10) Não fomos à copa de 1982. E a taça Jules Rimet não foi roubada por ladrões e derretida pela polícia.

11) Roberto Carlos não é exemplo de boa música. E nunca existiu uma música chamada: "eu sou terrível".

12) Glauber Rocha é chato e elitista. Esqueçam.

13) Garotinho, Rosinha, Maluf, FHC, Alckmim, Quércia, Covas, Fleury, familias Bornhausen, Calheiros, Magalhães, Cabral, Collor de Mello, entre outros, são nomes que devem ser sumariamente esquecidos da vida política, ou apenas lembrados como forma de administração pública para poucos amigos.

14) Favelas são pontos turísticos, e laboratórios sociais.

15) Todos os partidos políticos vivem de doações de seus próprios sócios e nunca receberam dinheiro de empresas.

16) Oscar Niemeyer é um ótimo comunista mas, como construtor, é um péssimo pedreiro.

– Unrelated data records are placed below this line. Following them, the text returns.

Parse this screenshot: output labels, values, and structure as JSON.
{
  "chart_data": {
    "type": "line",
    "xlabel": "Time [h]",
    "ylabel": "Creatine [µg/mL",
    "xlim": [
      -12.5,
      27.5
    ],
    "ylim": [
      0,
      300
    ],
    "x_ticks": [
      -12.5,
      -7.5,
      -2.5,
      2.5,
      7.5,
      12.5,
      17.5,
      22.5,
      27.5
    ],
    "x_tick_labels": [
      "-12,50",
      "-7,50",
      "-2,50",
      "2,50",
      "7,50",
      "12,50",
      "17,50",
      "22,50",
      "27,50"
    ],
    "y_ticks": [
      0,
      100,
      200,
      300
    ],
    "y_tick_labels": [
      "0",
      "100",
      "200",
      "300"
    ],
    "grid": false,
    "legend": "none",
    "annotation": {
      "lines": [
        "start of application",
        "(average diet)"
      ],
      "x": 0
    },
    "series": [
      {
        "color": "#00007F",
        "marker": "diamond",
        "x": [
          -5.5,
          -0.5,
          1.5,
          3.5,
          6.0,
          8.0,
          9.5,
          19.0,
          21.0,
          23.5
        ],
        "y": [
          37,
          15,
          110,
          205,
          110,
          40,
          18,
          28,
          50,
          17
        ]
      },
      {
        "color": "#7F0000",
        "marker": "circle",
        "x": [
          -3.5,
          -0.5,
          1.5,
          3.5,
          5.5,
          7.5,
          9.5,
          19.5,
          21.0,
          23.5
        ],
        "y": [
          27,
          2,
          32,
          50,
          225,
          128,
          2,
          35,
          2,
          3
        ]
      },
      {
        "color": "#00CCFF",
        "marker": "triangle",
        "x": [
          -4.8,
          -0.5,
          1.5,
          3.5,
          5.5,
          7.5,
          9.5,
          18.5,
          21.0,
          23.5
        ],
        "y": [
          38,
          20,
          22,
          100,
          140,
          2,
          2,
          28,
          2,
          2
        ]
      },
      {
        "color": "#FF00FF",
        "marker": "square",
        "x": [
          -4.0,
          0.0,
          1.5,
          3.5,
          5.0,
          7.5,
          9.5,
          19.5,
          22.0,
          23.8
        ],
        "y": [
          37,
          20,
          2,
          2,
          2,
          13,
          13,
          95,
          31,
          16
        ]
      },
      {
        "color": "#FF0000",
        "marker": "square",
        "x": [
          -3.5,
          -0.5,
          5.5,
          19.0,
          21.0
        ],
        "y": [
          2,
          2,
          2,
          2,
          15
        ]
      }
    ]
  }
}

Por isso as casas que constrói precisam de dicas de seus moradores para que se tornem habitáveis. Mas ele é gente boa, mas meio sem noção, mas é gente boa.

17) Esqueçam nossas polícias e suas delegacias. Elas pertencem às colônias do século XVIII.


E há outras coisas a esquecer, mas que minha memória já fez o favor de apagar.